Due to the massive revenue loss, Bastian said they had no choice but to sue CrowdStrike to protect their shareholders, customers, and employees.
"So anyway, we have to protect our shareholders. We have to protect our customers, our employees--for the damage, not just to the cost, but the brand, the reputational damage, and the physical challenge," Bastian said in an interview on CNBC's SquawkBox.
Delta hired litigator David Boies, who reportedly sent letters to CrowdStrike and Microsoft warning the companies to prepare for litigation around these outages.
CrowdStrike's counsel Michael Carlinsky responded Sunday, rejecting the claims that the cybersecurity firm "was grossly negligent or committed willful misconduct" in regards to the faulty update or is solely responsible for Delta's extended IT outage.
In the letter shared with BleepingComputer, the cybersecurity firm said they offered Delta free onsite assistance to help recover Windows devices and was ultimately told that it was not needed.
"Within hours of the incident, CrowdStrike reached out to Delta to offer assistance and ensure Delta was aware of an available remediation," reads the letter from CrowdStrike's counsel, Michael Carlinsky.
"Additionally, CrowdStrike's CEO personally reached out to Delta's CEO to offer onsite assistance, but received no response. CrowdStrike followed up with Delta on the offer for onsite support and was told that the onsite resources were not needed."
CrowdStrike also questioned why Delta's competitors, who faced similar challenges, could restore operations quicker, implicating that faulty procedures and infrastructure were partly responsible for the airline's lengthy outages.
The cybersecurity firm is now calling on Delta to "reconsider its approach".
However, in light of the legal threats, CrowdStrike is now asking Delta to preserve data, emails, and communications related to the Falcon incident to be used in potential discovery during a lawsuit.
When asked about CrowdStrike's letter, Delta referred us to Bastian's interview on CNBC.
CrowdStrike shared the following statement with BleepingComputer about the letter from its lawyers.
"The letter speaks for itself. We have expressed our regret and apologies to all of our customers for this incident and the disruption that resulted," CrowdStrike told BleepingComputer.
"Public posturing about potentially bringing a meritless lawsuit against CrowdStrike as a long-time partner is not constructive to any party. We hope that Delta will agree to work cooperatively to find a resolution."
CrowdStrike was recently sued by its investors in a class-action lawsuit claiming that the cybersecurity company knowingly made false statements about the quality of its products and procedures.
Comments
electrolite - 3 months ago
"The letter speaks for itself. We have expressed our regret and apologies to all of our customers for this incident and the disruption that resulted,"

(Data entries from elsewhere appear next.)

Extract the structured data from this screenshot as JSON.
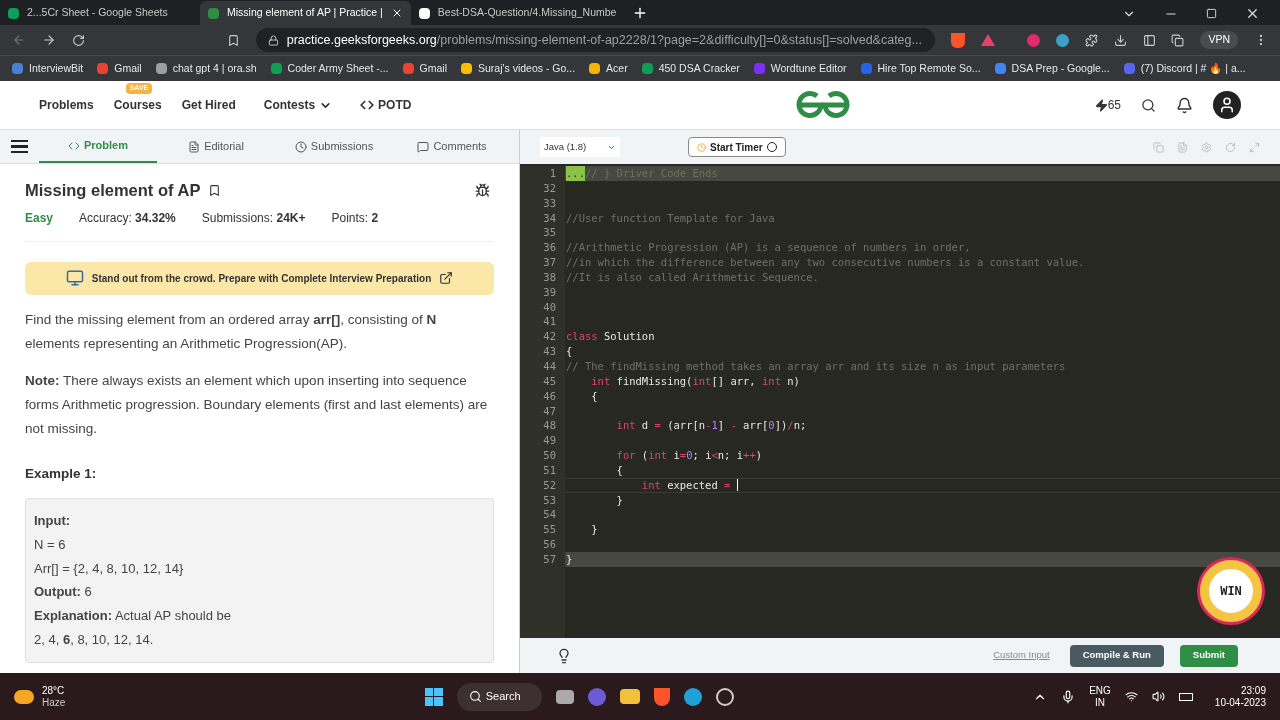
{
  "browser": {
    "tabs": [
      {
        "title": "2...5Cr Sheet - Google Sheets",
        "selected": false,
        "color": "#0f9d58"
      },
      {
        "title": "Missing element of AP | Practice |",
        "selected": true,
        "color": "#2f8d46"
      },
      {
        "title": "Best-DSA-Question/4.Missing_Numbe",
        "selected": false,
        "color": "#ffffff"
      }
    ],
    "address": {
      "domain": "practice.geeksforgeeks.org",
      "path": "/problems/missing-element-of-ap2228/1?page=2&difficulty[]=0&status[]=solved&categ..."
    },
    "vpn": "VPN",
    "bookmarks": [
      {
        "label": "InterviewBit",
        "color": "#4a7fd4"
      },
      {
        "label": "Gmail",
        "color": "#ea4335"
      },
      {
        "label": "chat gpt 4 | ora.sh",
        "color": "#9e9e9e"
      },
      {
        "label": "Coder Army Sheet -...",
        "color": "#0f9d58"
      },
      {
        "label": "Gmail",
        "color": "#ea4335"
      },
      {
        "label": "Suraj's videos - Go...",
        "color": "#fbbc04"
      },
      {
        "label": "Acer",
        "color": "#f4b400"
      },
      {
        "label": "450 DSA Cracker",
        "color": "#0f9d58"
      },
      {
        "label": "Wordtune Editor",
        "color": "#7b2ff7"
      },
      {
        "label": "Hire Top Remote So...",
        "color": "#2563eb"
      },
      {
        "label": "DSA Prep - Google...",
        "color": "#4285f4"
      },
      {
        "label": "(7) Discord | # 🔥 | a...",
        "color": "#5865f2"
      }
    ]
  },
  "site": {
    "nav": [
      {
        "label": "Problems",
        "kind": "plain"
      },
      {
        "label": "Courses",
        "kind": "badge",
        "badge": "SAVE"
      },
      {
        "label": "Get Hired",
        "kind": "plain"
      },
      {
        "label": "Contests",
        "kind": "dropdown"
      },
      {
        "label": "POTD",
        "kind": "code"
      }
    ],
    "streak": "65"
  },
  "problem_tabs": [
    {
      "label": "Problem",
      "selected": true
    },
    {
      "label": "Editorial",
      "selected": false
    },
    {
      "label": "Submissions",
      "selected": false
    },
    {
      "label": "Comments",
      "selected": false
    }
  ],
  "problem": {
    "title": "Missing element of AP",
    "difficulty": "Easy",
    "stats": [
      {
        "label": "Accuracy:",
        "value": "34.32%"
      },
      {
        "label": "Submissions:",
        "value": "24K+"
      },
      {
        "label": "Points:",
        "value": "2"
      }
    ],
    "banner": "Stand out from the crowd. Prepare with Complete Interview Preparation",
    "paragraphs": [
      "Find the missing element from an ordered array **arr[]**, consisting of **N** elements representing an Arithmetic Progression(AP).",
      "**Note:** There always exists an element which upon inserting into sequence forms Arithmetic progression. Boundary elements (first and last elements) are not missing."
    ],
    "example_title": "Example 1:",
    "example_lines": [
      "**Input:**",
      "N = 6",
      "Arr[] = {2, 4, 8, 10, 12, 14}",
      "**Output:** 6",
      "**Explanation:** Actual AP should be",
      "2, 4, **6**, 8, 10, 12, 14."
    ]
  },
  "editor": {
    "language": "Java (1.8)",
    "timer": "Start Timer",
    "lines": [
      {
        "number": "1",
        "highlighted": true,
        "tokens": [
          {
            "kind": "fold",
            "text": "..."
          },
          {
            "kind": "comment",
            "text": "// } Driver Code Ends"
          }
        ]
      },
      {
        "number": "32",
        "highlighted": false
      },
      {
        "number": "33",
        "highlighted": false
      },
      {
        "number": "34",
        "highlighted": false,
        "tokens": [
          {
            "kind": "comment",
            "text": "//User function Template for Java"
          }
        ]
      },
      {
        "number": "35",
        "highlighted": false
      },
      {
        "number": "36",
        "highlighted": false,
        "tokens": [
          {
            "kind": "comment",
            "text": "//Arithmetic Progression (AP) is a sequence of numbers in order,"
          }
        ]
      },
      {
        "number": "37",
        "highlighted": false,
        "tokens": [
          {
            "kind": "comment",
            "text": "//in which the difference between any two consecutive numbers is a constant value."
          }
        ]
      },
      {
        "number": "38",
        "highlighted": false,
        "tokens": [
          {
            "kind": "comment",
            "text": "//It is also called Arithmetic Sequence."
          }
        ]
      },
      {
        "number": "39",
        "highlighted": false
      },
      {
        "number": "40",
        "highlighted": false
      },
      {
        "number": "41",
        "highlighted": false
      },
      {
        "number": "42",
        "highlighted": false,
        "tokens": [
          {
            "kind": "keyword",
            "text": "class"
          },
          {
            "kind": "plain",
            "text": " Solution"
          }
        ]
      },
      {
        "number": "43",
        "highlighted": false,
        "tokens": [
          {
            "kind": "plain",
            "text": "{"
          }
        ]
      },
      {
        "number": "44",
        "highlighted": false,
        "tokens": [
          {
            "kind": "comment",
            "text": "// The findMissing method takes an array arr and its size n as input parameters"
          }
        ]
      },
      {
        "number": "45",
        "highlighted": false,
        "tokens": [
          {
            "kind": "keyword",
            "text": "    int"
          },
          {
            "kind": "plain",
            "text": " findMissing("
          },
          {
            "kind": "keyword",
            "text": "int"
          },
          {
            "kind": "plain",
            "text": "[] arr, "
          },
          {
            "kind": "keyword",
            "text": "int"
          },
          {
            "kind": "plain",
            "text": " n)"
          }
        ]
      },
      {
        "number": "46",
        "highlighted": false,
        "tokens": [
          {
            "kind": "plain",
            "text": "    {"
          }
        ]
      },
      {
        "number": "47",
        "highlighted": false
      },
      {
        "number": "48",
        "highlighted": false,
        "tokens": [
          {
            "kind": "keyword",
            "text": "        int"
          },
          {
            "kind": "plain",
            "text": " d "
          },
          {
            "kind": "keyword",
            "text": "="
          },
          {
            "kind": "plain",
            "text": " (arr[n"
          },
          {
            "kind": "keyword",
            "text": "-"
          },
          {
            "kind": "number",
            "text": "1"
          },
          {
            "kind": "plain",
            "text": "] "
          },
          {
            "kind": "keyword",
            "text": "-"
          },
          {
            "kind": "plain",
            "text": " arr["
          },
          {
            "kind": "number",
            "text": "0"
          },
          {
            "kind": "plain",
            "text": "])"
          },
          {
            "kind": "keyword",
            "text": "/"
          },
          {
            "kind": "plain",
            "text": "n;"
          }
        ]
      },
      {
        "number": "49",
        "highlighted": false
      },
      {
        "number": "50",
        "highlighted": false,
        "tokens": [
          {
            "kind": "keyword",
            "text": "        for"
          },
          {
            "kind": "plain",
            "text": " ("
          },
          {
            "kind": "keyword",
            "text": "int"
          },
          {
            "kind": "plain",
            "text": " i"
          },
          {
            "kind": "keyword",
            "text": "="
          },
          {
            "kind": "number",
            "text": "0"
          },
          {
            "kind": "plain",
            "text": "; i"
          },
          {
            "kind": "keyword",
            "text": "<"
          },
          {
            "kind": "plain",
            "text": "n; i"
          },
          {
            "kind": "keyword",
            "text": "++"
          },
          {
            "kind": "plain",
            "text": ")"
          }
        ]
      },
      {
        "number": "51",
        "highlighted": false,
        "tokens": [
          {
            "kind": "plain",
            "text": "        {"
          }
        ]
      },
      {
        "number": "52",
        "highlighted": false,
        "cursor": true,
        "tokens": [
          {
            "kind": "keyword",
            "text": "            int"
          },
          {
            "kind": "plain",
            "text": " expected "
          },
          {
            "kind": "keyword",
            "text": "= "
          }
        ]
      },
      {
        "number": "53",
        "highlighted": false,
        "tokens": [
          {
            "kind": "plain",
            "text": "        }"
          }
        ]
      },
      {
        "number": "54",
        "highlighted": false
      },
      {
        "number": "55",
        "highlighted": false,
        "tokens": [
          {
            "kind": "plain",
            "text": "    }"
          }
        ]
      },
      {
        "number": "56",
        "highlighted": false
      },
      {
        "number": "57",
        "highlighted": true,
        "tokens": [
          {
            "kind": "plain",
            "text": "}"
          }
        ]
      }
    ],
    "win": "WIN",
    "custom_input": "Custom Input",
    "run": "Compile & Run",
    "submit": "Submit"
  },
  "taskbar": {
    "temperature": "28°C",
    "weather": "Haze",
    "search": "Search",
    "lang": "ENG",
    "region": "IN",
    "time": "23:09",
    "date": "10-04-2023"
  }
}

That is all nice and dandy but you are still liable for gross negligence regardless of how poorly Delta's IT infrastructure is run. You don't just get to say sorry and get off the hook.
NetwkMgr - 3 months ago
Delta didn't prepare and deploy the faulty update. Crowdstrike did. After an incident like that, I too would be reluctant to allow anyone from their company to come anywhere near my infrastructure--no matter how good the intent was.
mhrtry - 3 months ago
Delta is also filing a lawsuit against Microsoft in addition to CrowdStrike. Per the New York Times, both CrowdStrike and Microsoft say the fault lies with Delta because the system that Delta uses for tracking and scheduling flight crews are maintained by IBM and other companies using outdated equipment. Delta refused help from Microsoft and CrowdStrike over a 5 day period.
CrowdStrike and Microsoft point out that other airlines had contingency plans that allowed them to recover quickly and get back on schedule within a couple of days, well before Delta could.